INTERNATIONAL ISSUES

  • The Trump-Putin Alaska Summit underscored renewed US-Russia trade cooperation, with bilateral trade rising 38% to $2.5 billion despite global tensions over Ukraine. While Trump praised Russia as a key partner, India faced backlash as the US imposed 25% tariffs on Indian imports for buying Russian crude. India called the move “unfair”, citing energy compulsion.

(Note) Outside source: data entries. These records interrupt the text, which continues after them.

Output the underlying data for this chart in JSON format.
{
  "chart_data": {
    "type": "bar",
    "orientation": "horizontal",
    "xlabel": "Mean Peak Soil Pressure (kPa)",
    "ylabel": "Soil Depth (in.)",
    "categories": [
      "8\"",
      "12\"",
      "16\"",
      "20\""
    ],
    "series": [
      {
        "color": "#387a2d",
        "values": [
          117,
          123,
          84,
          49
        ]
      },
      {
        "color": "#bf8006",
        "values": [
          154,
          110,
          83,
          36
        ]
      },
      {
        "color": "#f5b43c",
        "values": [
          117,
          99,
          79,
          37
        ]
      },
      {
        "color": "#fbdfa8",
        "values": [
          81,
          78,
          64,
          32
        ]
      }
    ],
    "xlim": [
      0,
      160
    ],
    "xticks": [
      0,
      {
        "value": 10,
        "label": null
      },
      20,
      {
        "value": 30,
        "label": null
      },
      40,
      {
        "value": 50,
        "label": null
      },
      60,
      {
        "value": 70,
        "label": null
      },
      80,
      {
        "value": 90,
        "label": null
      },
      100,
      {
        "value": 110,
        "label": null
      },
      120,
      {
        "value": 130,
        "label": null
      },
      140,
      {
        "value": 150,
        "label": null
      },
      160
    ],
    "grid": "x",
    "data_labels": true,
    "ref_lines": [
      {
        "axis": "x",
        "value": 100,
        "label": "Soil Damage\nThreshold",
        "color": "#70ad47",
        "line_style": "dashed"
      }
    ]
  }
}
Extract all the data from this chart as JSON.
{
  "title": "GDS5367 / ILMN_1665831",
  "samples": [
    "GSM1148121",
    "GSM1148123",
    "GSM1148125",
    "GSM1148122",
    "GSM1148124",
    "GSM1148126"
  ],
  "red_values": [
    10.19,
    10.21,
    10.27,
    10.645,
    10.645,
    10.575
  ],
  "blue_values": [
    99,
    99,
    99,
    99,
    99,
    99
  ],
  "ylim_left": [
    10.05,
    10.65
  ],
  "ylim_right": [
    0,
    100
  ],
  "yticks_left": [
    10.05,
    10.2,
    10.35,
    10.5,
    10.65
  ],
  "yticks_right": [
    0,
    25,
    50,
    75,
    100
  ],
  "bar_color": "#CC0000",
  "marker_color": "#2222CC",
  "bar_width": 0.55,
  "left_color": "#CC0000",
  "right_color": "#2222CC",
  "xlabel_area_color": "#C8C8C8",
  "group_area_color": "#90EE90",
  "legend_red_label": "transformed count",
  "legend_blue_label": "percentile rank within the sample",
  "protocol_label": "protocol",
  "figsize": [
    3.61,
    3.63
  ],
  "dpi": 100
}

The summit exposes contradictions in Washington’s policy—boosting trade with Moscow while penalizing partners like India—raising concerns over future Indo-US trade ties.

MISCELLANEOUS NEWS

  • On the 79th Independence Day, PM Modi delivered the longest-ever 103-minute address, unveiling key initiatives under the vision of Viksit Bharat @2047. Major highlights included the ₹1 lakh-crore PM-VBRY for job creation, GST reforms by Diwali 2025, a Reform Task Force to drive a $10 trillion economy, and missions on defence security, nuclear energy (100 GW by 2047), and semiconductors (domestic chips by 2025). The PM stressed self-reliance across defence, technology, and energy as the foundation of national growth.